Further, the data preprocessing module is specifically configured to remove duplicate data, missing data, and outliers in a data cleaning stage, and specifically includes: removing repeated data by using a drop_redundant function in a pandas library in Python, filling missing values by using a filter function, detecting abnormal values by using an outlier function, and processing;

in the data denoising stage, removing noise and interference in signals, specifically including: using a signal module in a scipy library in Python to perform data denoising for the first time; performing median filtering by using a medfilt function, performing low-pass filtering by using an lfilter function, and performing secondary denoising and interference removal by the median filtering and the low-pass filtering;

in the data normalization stage, the data ranges of different features are scaled to be within the same range, and specifically comprises the following steps: data normalization processing is performed using the MinMaxScale class in the sklearn library in Python, and includes subtracting a minimum value from the data for each feature and then dividing by a maximum value to scale the data range to between 0 and 1.

Further, the feature extraction module is specifically configured to, after the data normalization process is completed, select the top k features by using the SelectKBest class in the scikit-learn library in Python, calculate correlation coefficients or information gain indexes between the top k features and the target variable, so as to determine which features are the most important features, take the most important features as specific features, and k is an integer greater than 0.

The model training module is specifically used for dividing the extracted specific features into a training set and a verification set, and determining the number of samples and the number of categories in the training set;

for each category, calculating the prior probability distribution according to the historical data, and calculating the posterior probability distribution of each category according to the characteristics and the category information by using the Bayesian theorem, wherein the calculation formula is as follows:

establishing a classifier according to the posterior probability distribution obtained by calculation to predict, specifically comprising taking the posterior probability of each category as the weight of the category, weighting and summing the characteristics of all samples, mapping the result to between 0 and 1 through a softmax function to obtain the probability that the samples belong to each category, and finally, selecting the category with the maximum probability as a prediction result.

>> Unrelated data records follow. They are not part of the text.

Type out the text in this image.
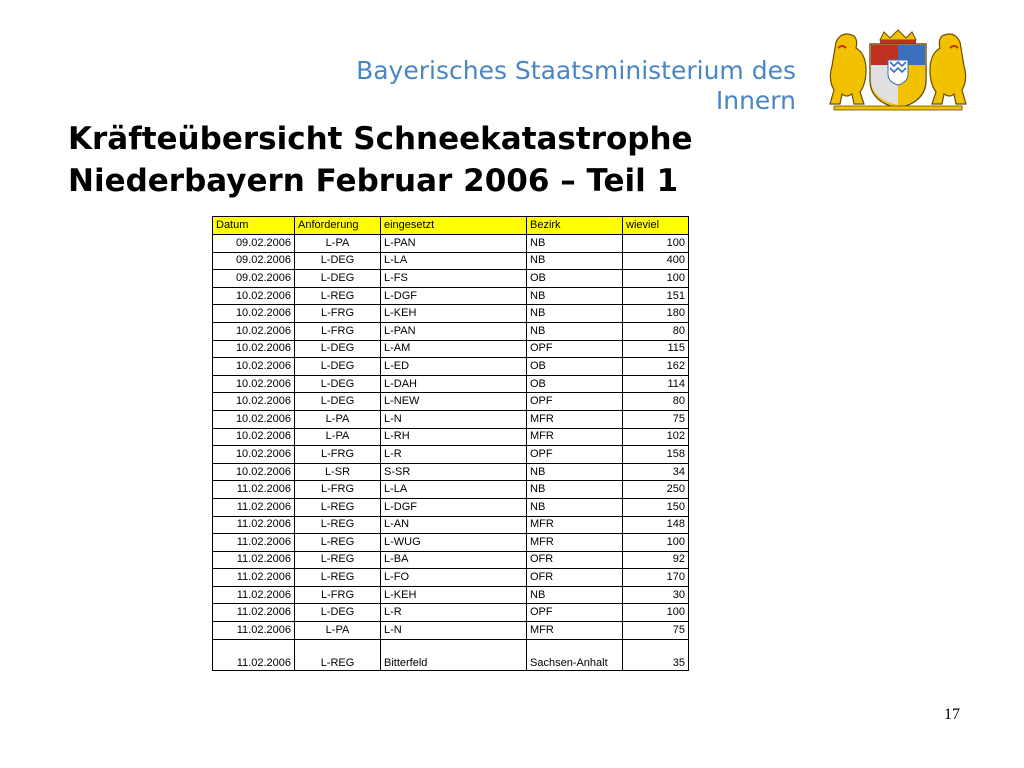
Bayerisches Staatsministerium des
Innern
Kräfteübersicht Schneekatastrophe
Niederbayern Februar 2006 – Teil 1
Datum	Anforderung	eingesetzt	Bezirk	wieviel
09.02.2006	L-PA	L-PAN	NB	100
09.02.2006	L-DEG	L-LA	NB	400
09.02.2006	L-DEG	L-FS	OB	100
10.02.2006	L-REG	L-DGF	NB	151
10.02.2006	L-FRG	L-KEH	NB	180
10.02.2006	L-FRG	L-PAN	NB	80
10.02.2006	L-DEG	L-AM	OPF	115
10.02.2006	L-DEG	L-ED	OB	162
10.02.2006	L-DEG	L-DAH	OB	114
10.02.2006	L-DEG	L-NEW	OPF	80
10.02.2006	L-PA	L-N	MFR	75
10.02.2006	L-PA	L-RH	MFR	102
10.02.2006	L-FRG	L-R	OPF	158
10.02.2006	L-SR	S-SR	NB	34
11.02.2006	L-FRG	L-LA	NB	250
11.02.2006	L-REG	L-DGF	NB	150
11.02.2006	L-REG	L-AN	MFR	148
11.02.2006	L-REG	L-WUG	MFR	100
11.02.2006	L-REG	L-BA	OFR	92
11.02.2006	L-REG	L-FO	OFR	170
11.02.2006	L-FRG	L-KEH	NB	30
11.02.2006	L-DEG	L-R	OPF	100
11.02.2006	L-PA	L-N	MFR	75
11.02.2006	L-REG	Bitterfeld	Sachsen-Anhalt	35
17
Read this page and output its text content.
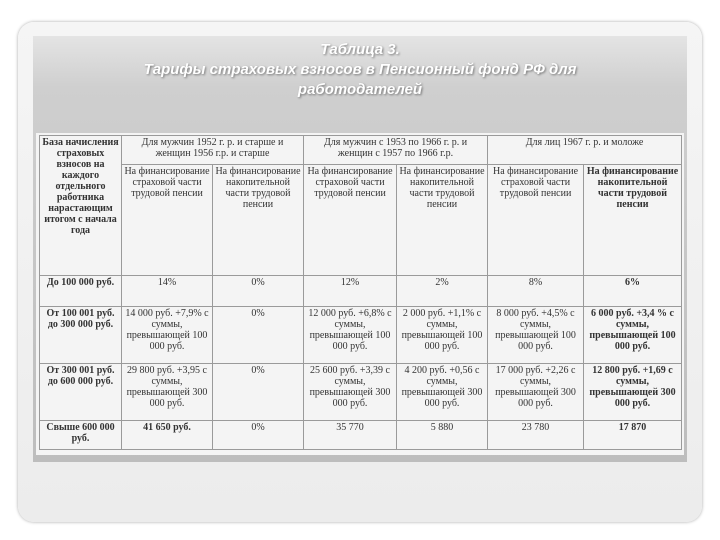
Таблица 3.
Тарифы страховых взносов в Пенсионный фонд РФ для
работодателей
База начисления страховых взносов на каждого отдельного работника нарастающим итогом с начала года	Для мужчин 1952 г. р. и старше и женщин 1956 г.р. и старше		Для мужчин с 1953 по 1966 г. р. и женщин с 1957 по 1966 г.р.		Для лиц 1967 г. р. и моложе	
	На финансирование страховой части трудовой пенсии	На финансирование накопительной части трудовой пенсии	На финансирование страховой части трудовой пенсии	На финансирование накопительной части трудовой пенсии	На финансирование страховой части трудовой пенсии	На финансирование накопительной части трудовой пенсии
До 100 000 руб.	14%	0%	12%	2%	8%	6%
От 100 001 руб. до 300 000 руб.	14 000 руб. +7,9% с суммы, превышающей 100 000 руб.	0%	12 000 руб. +6,8% с суммы, превышающей 100 000 руб.	2 000 руб. +1,1% с суммы, превышающей 100 000 руб.	8 000 руб. +4,5% с суммы, превышающей 100 000 руб.	6 000 руб. +3,4 % с суммы, превышающей 100 000 руб.
От 300 001 руб. до 600 000 руб.	29 800 руб. +3,95 с суммы, превышающей 300 000 руб.	0%	25 600 руб. +3,39 с суммы, превышающей 300 000 руб.	4 200 руб. +0,56 с суммы, превышающей 300 000 руб.	17 000 руб. +2,26 с суммы, превышающей 300 000 руб.	12 800 руб. +1,69 с суммы, превышающей 300 000 руб.
Свыше 600 000 руб.	41 650 руб.	0%	35 770	5 880	23 780	17 870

Further, the model evaluation module is specifically configured to input each sample in the test data set into the prediction model, calculate a probability that the prediction model belongs to each class for the sample, select a class with a maximum probability as a first prediction result of the sample, and select a class with a minimum probability as a second prediction result of the sample;

comparing the first prediction result and the second prediction result of the prediction model on the test data set with the real labels respectively, and calculating the accuracy of the prediction model on the test data set to obtain corresponding first accuracy and second accuracy;

multiplying the first accuracy rate by first weight to obtain a first accuracy rate comparison reference value; multiplying the second accuracy rate by a second weight to obtain a second accuracy rate comparison reference value; the first weight is the weight of the category with the largest probability, and the second weight is the weight of the category with the smallest probability;

and comparing the difference between the first accuracy comparison reference value and the second accuracy comparison reference value, and comparing the difference value with a set threshold range, and if the difference value is within the set threshold range, judging that the accuracy of the prediction model is within a reasonable range.

The beneficial effects of the invention are as follows:

the naive Bayes-based doctor-patient communication can realize rapid automatic classification and prediction, and save time and energy of doctors.

The naive Bayesian algorithm provided by the invention assumes that sample data obeys Gaussian distribution, can effectively process unbalanced data sets, and has higher accuracy and stability.

The naive Bayes-based doctor-patient communication can conveniently perform model training and application expansion, and support large-scale data processing and analysis.

According to the naive Bayesian-based doctor-patient communication method, automatic classification and prediction can be realized, the requirement for manual intervention is reduced, and the doctor-patient communication efficiency and accuracy are improved.

Drawings

Fig. 1 is a flowchart of a method for communicating between a doctor and a patient according to an embodiment of the present invention.

Detailed Description

In order to make the objects, technical solutions and advantages of the embodiments of the present invention more clear, the technical solutions of the embodiments of the present invention will be clearly and completely described below with reference to the accompanying drawings in the embodiments of the present invention. It will be apparent that the described embodiments are some, but not all, embodiments of the invention. All other embodiments, which can be made by those skilled in the art based on the embodiments of the invention without making any inventive effort, are intended to be within the scope of the invention.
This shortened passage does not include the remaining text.